Correctly observing that modernization of the oil market had made old valuation methods obsolete, MMS on Dec. 20, 1995, issued notice of its intent to make changes and solicited comments.

On Jan. 24, 1997, it published an initial notice of proposed rulemaking, which called for valuation based on futures prices and Alaskan spot prices.

A stunned industry responded that the proposed valuation method would be no more valid and much less practicable than the existing method, based on postings. The industry agreed that postings had become less valid than before as value indicators and recommended that MMS take its royalty in kind to ensure it received fair value for the oil. The market modernization that invalidated postings also made a royalty-in-kind scheme feasible, the industry said.

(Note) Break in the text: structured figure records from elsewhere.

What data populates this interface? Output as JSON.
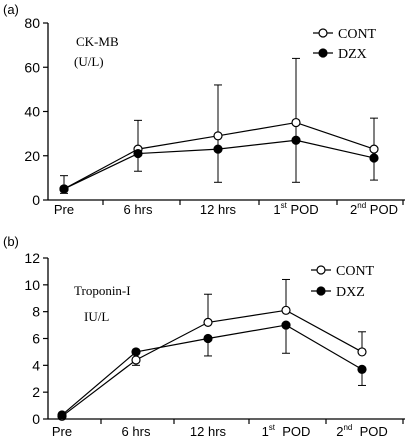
{
  "chart_data": [
    {
      "type": "line",
      "panel_label": "(a)",
      "annotation": [
        "CK-MB",
        "(U/L)"
      ],
      "categories": [
        {
          "main": "Pre",
          "sup": "",
          "tail": ""
        },
        {
          "main": "6 hrs",
          "sup": "",
          "tail": ""
        },
        {
          "main": "12 hrs",
          "sup": "",
          "tail": ""
        },
        {
          "main": "1",
          "sup": "st",
          "tail": " POD"
        },
        {
          "main": "2",
          "sup": "nd",
          "tail": " POD"
        }
      ],
      "ylim": [
        0,
        80
      ],
      "yticks": [
        0,
        20,
        40,
        60,
        80
      ],
      "series": [
        {
          "name": "CONT",
          "marker": "open-circle",
          "values": [
            5,
            23,
            29,
            35,
            23
          ],
          "err_upper": [
            11,
            36,
            52,
            64,
            37
          ],
          "err_lower": [
            null,
            13,
            8,
            8,
            9
          ]
        },
        {
          "name": "DZX",
          "marker": "filled-circle",
          "values": [
            5,
            21,
            23,
            27,
            19
          ],
          "err_upper": [
            null,
            null,
            null,
            null,
            null
          ],
          "err_lower": [
            3,
            null,
            null,
            null,
            null
          ]
        }
      ],
      "legend_position": "top-right",
      "grid": false
    },
    {
      "type": "line",
      "panel_label": "(b)",
      "annotation": [
        "Troponin-I",
        "IU/L"
      ],
      "categories": [
        {
          "main": "Pre",
          "sup": "",
          "tail": ""
        },
        {
          "main": "6 hrs",
          "sup": "",
          "tail": ""
        },
        {
          "main": "12 hrs",
          "sup": "",
          "tail": ""
        },
        {
          "main": "1",
          "sup": "st",
          "tail": "  POD"
        },
        {
          "main": "2",
          "sup": "nd",
          "tail": "  POD"
        }
      ],
      "ylim": [
        0,
        12
      ],
      "yticks": [
        0,
        2,
        4,
        6,
        8,
        10,
        12
      ],
      "series": [
        {
          "name": "CONT",
          "marker": "open-circle",
          "values": [
            0.2,
            4.4,
            7.2,
            8.1,
            5.0
          ],
          "err_upper": [
            null,
            null,
            9.3,
            10.4,
            6.5
          ],
          "err_lower": [
            null,
            4.0,
            null,
            null,
            null
          ]
        },
        {
          "name": "DXZ",
          "marker": "filled-circle",
          "values": [
            0.3,
            5.0,
            6.0,
            7.0,
            3.7
          ],
          "err_upper": [
            null,
            null,
            null,
            null,
            null
          ],
          "err_lower": [
            0.0,
            null,
            4.7,
            4.9,
            2.5
          ]
        }
      ],
      "legend_position": "top-right",
      "grid": false
    }
  ]
}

That's the starting place: no disagreement over the need to change valuation procedures; disagreement over how to change. The industry said the government's proposal wouldn't work and offered a counterproposal. The government said the counterproposal would cost it money.

From that starting place in January 1997, the issue has plodded along an interesting path.

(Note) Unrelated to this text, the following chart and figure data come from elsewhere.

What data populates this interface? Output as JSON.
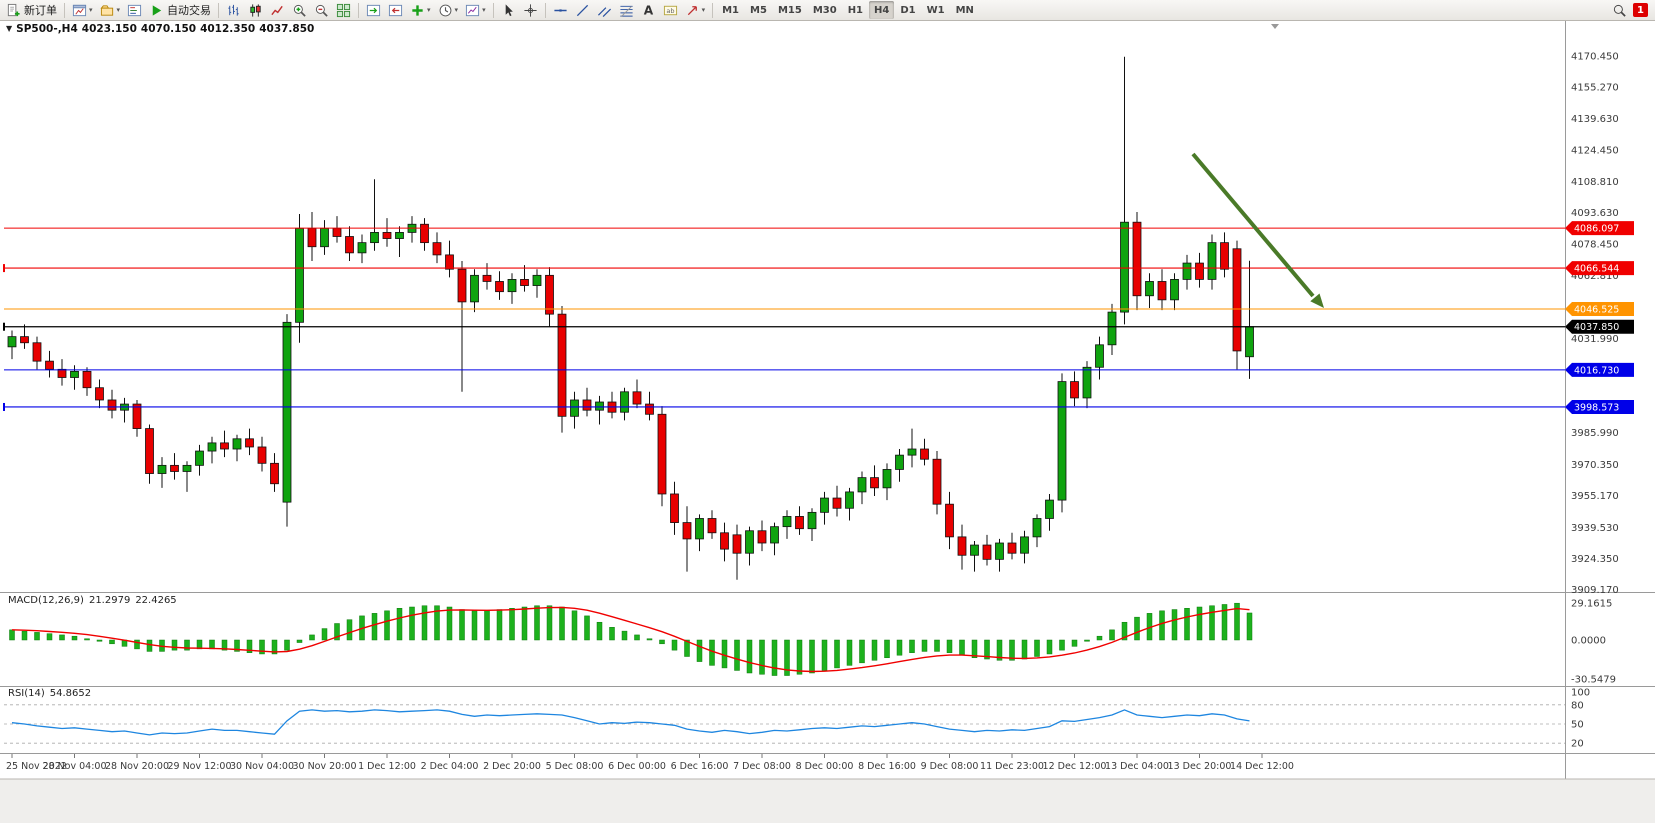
{
  "toolbar": {
    "new_order": {
      "label": "新订单"
    },
    "autotrading": {
      "label": "自动交易"
    },
    "window_icons": [
      "chart-window-icon",
      "profiles-icon",
      "market-watch-icon"
    ],
    "chart_type_icons": [
      "ohlc-bars-icon",
      "candlestick-icon",
      "line-chart-icon"
    ],
    "zoom_icons": [
      "zoom-in-icon",
      "zoom-out-icon"
    ],
    "layout_icons": [
      "tile-windows-icon"
    ],
    "scroll_icons": [
      "auto-scroll-icon",
      "chart-shift-icon"
    ],
    "insert_icons": [
      "indicators-icon",
      "periods-icon",
      "templates-icon"
    ],
    "pointer_icons": [
      "cursor-icon",
      "crosshair-icon"
    ],
    "draw_icons": [
      "horizontal-line-icon",
      "trendline-icon",
      "channel-icon",
      "fibonacci-icon"
    ],
    "text_icons": [
      "text-icon",
      "text-label-icon",
      "arrows-icon"
    ],
    "timeframes": [
      "M1",
      "M5",
      "M15",
      "M30",
      "H1",
      "H4",
      "D1",
      "W1",
      "MN"
    ],
    "active_timeframe": "H4",
    "notification_count": "1"
  },
  "chart": {
    "header": {
      "symbol_period": "SP500-,H4",
      "open": "4023.150",
      "high": "4070.150",
      "low": "4012.350",
      "close": "4037.850"
    },
    "colors": {
      "up": "#0FA30F",
      "down": "#E80000",
      "wick": "#111111",
      "background": "#FFFFFF"
    },
    "price_lines": [
      {
        "label": "4086.097",
        "price": 4086.097,
        "color": "#F00000",
        "marker": false,
        "current": false
      },
      {
        "label": "4066.544",
        "price": 4066.544,
        "color": "#F00000",
        "marker": true,
        "current": false
      },
      {
        "label": "4046.525",
        "price": 4046.525,
        "color": "#FF9400",
        "marker": false,
        "current": false
      },
      {
        "label": "4037.850",
        "price": 4037.85,
        "color": "#000000",
        "marker": true,
        "current": true
      },
      {
        "label": "4016.730",
        "price": 4016.73,
        "color": "#0000E8",
        "marker": false,
        "current": false
      },
      {
        "label": "3998.573",
        "price": 3998.573,
        "color": "#0000E8",
        "marker": true,
        "current": false
      }
    ],
    "price_axis": [
      {
        "t": "4170.450",
        "p": 4170.45
      },
      {
        "t": "4155.270",
        "p": 4155.27
      },
      {
        "t": "4139.630",
        "p": 4139.63
      },
      {
        "t": "4124.450",
        "p": 4124.45
      },
      {
        "t": "4108.810",
        "p": 4108.81
      },
      {
        "t": "4093.630",
        "p": 4093.63
      },
      {
        "t": "4078.450",
        "p": 4078.45
      },
      {
        "t": "4062.810",
        "p": 4062.81
      },
      {
        "t": "4031.990",
        "p": 4031.99
      },
      {
        "t": "3985.990",
        "p": 3985.99
      },
      {
        "t": "3970.350",
        "p": 3970.35
      },
      {
        "t": "3955.170",
        "p": 3955.17
      },
      {
        "t": "3939.530",
        "p": 3939.53
      },
      {
        "t": "3924.350",
        "p": 3924.35
      },
      {
        "t": "3909.170",
        "p": 3909.17
      }
    ],
    "time_axis": [
      "25 Nov 2022",
      "28 Nov 04:00",
      "28 Nov 20:00",
      "29 Nov 12:00",
      "30 Nov 04:00",
      "30 Nov 20:00",
      "1 Dec 12:00",
      "2 Dec 04:00",
      "2 Dec 20:00",
      "5 Dec 08:00",
      "6 Dec 00:00",
      "6 Dec 16:00",
      "7 Dec 08:00",
      "8 Dec 00:00",
      "8 Dec 16:00",
      "9 Dec 08:00",
      "11 Dec 23:00",
      "12 Dec 12:00",
      "13 Dec 04:00",
      "13 Dec 20:00",
      "14 Dec 12:00"
    ],
    "annotation_arrow": {
      "color": "#4A7A28",
      "direction": "down-right"
    },
    "candles": [
      [
        4028,
        4036,
        4022,
        4033
      ],
      [
        4033,
        4039,
        4027,
        4030
      ],
      [
        4030,
        4033,
        4017,
        4021
      ],
      [
        4021,
        4026,
        4013,
        4017
      ],
      [
        4017,
        4022,
        4009,
        4013
      ],
      [
        4013,
        4019,
        4007,
        4016
      ],
      [
        4016,
        4018,
        4004,
        4008
      ],
      [
        4008,
        4012,
        3998,
        4002
      ],
      [
        4002,
        4007,
        3993,
        3997
      ],
      [
        3997,
        4003,
        3991,
        4000
      ],
      [
        4000,
        4002,
        3984,
        3988
      ],
      [
        3988,
        3990,
        3961,
        3966
      ],
      [
        3966,
        3974,
        3959,
        3970
      ],
      [
        3970,
        3976,
        3963,
        3967
      ],
      [
        3967,
        3972,
        3957,
        3970
      ],
      [
        3970,
        3980,
        3965,
        3977
      ],
      [
        3977,
        3984,
        3971,
        3981
      ],
      [
        3981,
        3987,
        3974,
        3978
      ],
      [
        3978,
        3985,
        3972,
        3983
      ],
      [
        3983,
        3988,
        3975,
        3979
      ],
      [
        3979,
        3984,
        3967,
        3971
      ],
      [
        3971,
        3976,
        3957,
        3961
      ],
      [
        3952,
        4044,
        3940,
        4040
      ],
      [
        4040,
        4093,
        4030,
        4086
      ],
      [
        4086,
        4094,
        4070,
        4077
      ],
      [
        4077,
        4090,
        4073,
        4086
      ],
      [
        4086,
        4092,
        4079,
        4082
      ],
      [
        4082,
        4087,
        4070,
        4074
      ],
      [
        4074,
        4083,
        4069,
        4079
      ],
      [
        4079,
        4110,
        4075,
        4084
      ],
      [
        4084,
        4091,
        4077,
        4081
      ],
      [
        4081,
        4087,
        4072,
        4084
      ],
      [
        4084,
        4092,
        4079,
        4088
      ],
      [
        4088,
        4091,
        4075,
        4079
      ],
      [
        4079,
        4084,
        4069,
        4073
      ],
      [
        4073,
        4080,
        4062,
        4066
      ],
      [
        4066,
        4070,
        4006,
        4050
      ],
      [
        4050,
        4066,
        4045,
        4063
      ],
      [
        4063,
        4069,
        4056,
        4060
      ],
      [
        4060,
        4065,
        4051,
        4055
      ],
      [
        4055,
        4064,
        4049,
        4061
      ],
      [
        4061,
        4068,
        4055,
        4058
      ],
      [
        4058,
        4066,
        4052,
        4063
      ],
      [
        4063,
        4067,
        4038,
        4044
      ],
      [
        4044,
        4048,
        3986,
        3994
      ],
      [
        3994,
        4006,
        3988,
        4002
      ],
      [
        4002,
        4008,
        3994,
        3997
      ],
      [
        3997,
        4004,
        3990,
        4001
      ],
      [
        4001,
        4006,
        3993,
        3996
      ],
      [
        3996,
        4008,
        3992,
        4006
      ],
      [
        4006,
        4012,
        3998,
        4000
      ],
      [
        4000,
        4006,
        3992,
        3995
      ],
      [
        3995,
        3999,
        3950,
        3956
      ],
      [
        3956,
        3962,
        3936,
        3942
      ],
      [
        3942,
        3950,
        3918,
        3934
      ],
      [
        3934,
        3946,
        3928,
        3944
      ],
      [
        3944,
        3948,
        3934,
        3937
      ],
      [
        3937,
        3942,
        3923,
        3929
      ],
      [
        3936,
        3941,
        3914,
        3927
      ],
      [
        3927,
        3940,
        3921,
        3938
      ],
      [
        3938,
        3943,
        3928,
        3932
      ],
      [
        3932,
        3942,
        3926,
        3940
      ],
      [
        3940,
        3948,
        3934,
        3945
      ],
      [
        3945,
        3950,
        3936,
        3939
      ],
      [
        3939,
        3949,
        3933,
        3947
      ],
      [
        3947,
        3957,
        3941,
        3954
      ],
      [
        3954,
        3960,
        3945,
        3949
      ],
      [
        3949,
        3959,
        3943,
        3957
      ],
      [
        3957,
        3967,
        3951,
        3964
      ],
      [
        3964,
        3970,
        3955,
        3959
      ],
      [
        3959,
        3971,
        3953,
        3968
      ],
      [
        3968,
        3978,
        3962,
        3975
      ],
      [
        3975,
        3988,
        3969,
        3978
      ],
      [
        3978,
        3983,
        3970,
        3973
      ],
      [
        3973,
        3977,
        3946,
        3951
      ],
      [
        3951,
        3957,
        3929,
        3935
      ],
      [
        3935,
        3941,
        3919,
        3926
      ],
      [
        3926,
        3933,
        3918,
        3931
      ],
      [
        3931,
        3936,
        3921,
        3924
      ],
      [
        3924,
        3934,
        3918,
        3932
      ],
      [
        3932,
        3937,
        3924,
        3927
      ],
      [
        3927,
        3938,
        3922,
        3935
      ],
      [
        3935,
        3946,
        3930,
        3944
      ],
      [
        3944,
        3956,
        3938,
        3953
      ],
      [
        3953,
        4015,
        3947,
        4011
      ],
      [
        4011,
        4016,
        3999,
        4003
      ],
      [
        4003,
        4021,
        3998,
        4018
      ],
      [
        4018,
        4033,
        4012,
        4029
      ],
      [
        4029,
        4049,
        4024,
        4045
      ],
      [
        4045,
        4170,
        4039,
        4089
      ],
      [
        4089,
        4094,
        4046,
        4053
      ],
      [
        4053,
        4064,
        4047,
        4060
      ],
      [
        4060,
        4066,
        4046,
        4051
      ],
      [
        4051,
        4064,
        4046,
        4061
      ],
      [
        4061,
        4073,
        4056,
        4069
      ],
      [
        4069,
        4074,
        4057,
        4061
      ],
      [
        4061,
        4083,
        4056,
        4079
      ],
      [
        4079,
        4084,
        4062,
        4066
      ],
      [
        4076,
        4080,
        4017,
        4026
      ],
      [
        4023.15,
        4070.15,
        4012.35,
        4037.85
      ]
    ]
  },
  "macd": {
    "name": "MACD(12,26,9)",
    "value_main": "21.2979",
    "value_signal": "22.4265",
    "axis_labels": [
      "29.1615",
      "0.0000",
      "-30.5479"
    ],
    "colors": {
      "histogram": "#1DB11D",
      "signal": "#F00000"
    },
    "histogram": [
      8,
      7,
      6,
      5,
      4,
      3,
      1,
      -1,
      -3,
      -5,
      -7,
      -9,
      -9,
      -8,
      -8,
      -7,
      -7,
      -8,
      -9,
      -10,
      -11,
      -11,
      -8,
      -2,
      4,
      9,
      13,
      16,
      19,
      21,
      23,
      25,
      26,
      27,
      27,
      26,
      24,
      23,
      23,
      24,
      25,
      26,
      27,
      27,
      26,
      23,
      19,
      14,
      10,
      7,
      4,
      1,
      -3,
      -8,
      -13,
      -17,
      -20,
      -22,
      -24,
      -26,
      -27,
      -28,
      -28,
      -27,
      -26,
      -24,
      -22,
      -20,
      -18,
      -16,
      -14,
      -12,
      -10,
      -9,
      -9,
      -10,
      -12,
      -14,
      -15,
      -16,
      -16,
      -15,
      -13,
      -11,
      -8,
      -5,
      -1,
      3,
      8,
      14,
      18,
      21,
      23,
      24,
      25,
      26,
      27,
      28,
      29,
      21.3
    ]
  },
  "rsi": {
    "name": "RSI(14)",
    "value": "54.8652",
    "axis_labels": [
      "100",
      "80",
      "50",
      "20"
    ],
    "levels": [
      80,
      50,
      20
    ],
    "color": "#1E86E0",
    "values": [
      52,
      50,
      47,
      45,
      43,
      44,
      42,
      40,
      38,
      39,
      36,
      33,
      36,
      35,
      36,
      39,
      42,
      40,
      40,
      38,
      36,
      34,
      55,
      70,
      72,
      70,
      71,
      69,
      70,
      72,
      71,
      69,
      70,
      71,
      72,
      70,
      65,
      62,
      64,
      63,
      64,
      65,
      66,
      65,
      64,
      60,
      55,
      50,
      52,
      51,
      53,
      52,
      50,
      48,
      42,
      39,
      37,
      40,
      38,
      35,
      37,
      40,
      39,
      41,
      43,
      44,
      43,
      45,
      47,
      46,
      48,
      50,
      52,
      50,
      46,
      42,
      40,
      38,
      40,
      39,
      41,
      40,
      43,
      46,
      55,
      54,
      57,
      60,
      64,
      72,
      64,
      62,
      60,
      62,
      64,
      63,
      66,
      64,
      58,
      54.9
    ]
  }
}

MMS twice extended the comment period for its initial proposed rulemaking and held public meetings in Lakewood, Colo., and Houston.

It published a supplementary proposed role on July 3, 1997, for which it closed the comment period the following Aug. 4. In response to the comments, it reopened the rulemaking to public comment on Sept. 22, 1997, seeking information on five valuation alternatives. It extended that comment period, during the course of which it held seven public workshops (Houston twice; Lakewood; Bakersfield, Calif.; Casper, Wyo.; Roswell, NM; and Washington, DC).

On Feb. 6, 1998, MMS published a second supplementary proposed rule, this one for federal leases only. It again extended the comment period, which included workshops in Houston, Washington, Lakewood, Bakersfield, and Casper.

At the request of an interested senator, MMS reopened the comment period and held two public meetings.

On July 16, 1998, the agency published another supplementary proposal clarifying changes it intended to make in its final rule. On July 21, it received additional comments in meetings sponsored by two members of the House of Representatives. It again extended the comment period to July 31 for comments on responses it published to industry comments on its proposal, as amended and supplemented.

By then, MMS was responding to requests for explanations of its intentions and directions on the issue from Congress, which passed a moratorium on implementation of a final rule until things were sorted out. The federal budget enacted on Oct. 8, 1998, for the Department of Interior, of which MMS is part, extended the moratorium until June 1, 1999.

In response to requests from Congress, the Interior Secretary on Mar. 4, 1999, reopened the comment period. MMS scheduled more workshops-in Houston, Albuquerque, and Washington. Then it extended the comment period until Apr. 27.

Last November, Congress and the White House reached a compromise that blocked the final rule until March.

On Dec. 30, 1999, MMS resubmitted its proposed rule with further changes and is taking comments until Jan. 31.

The new proposal doesn't meaningfully address the industry's core objections to the MMS valuation proposal.

Industry officials now openly discuss taking the issue to court.

They might as well. Workshops and public comments haven't fixed the MMS mistake.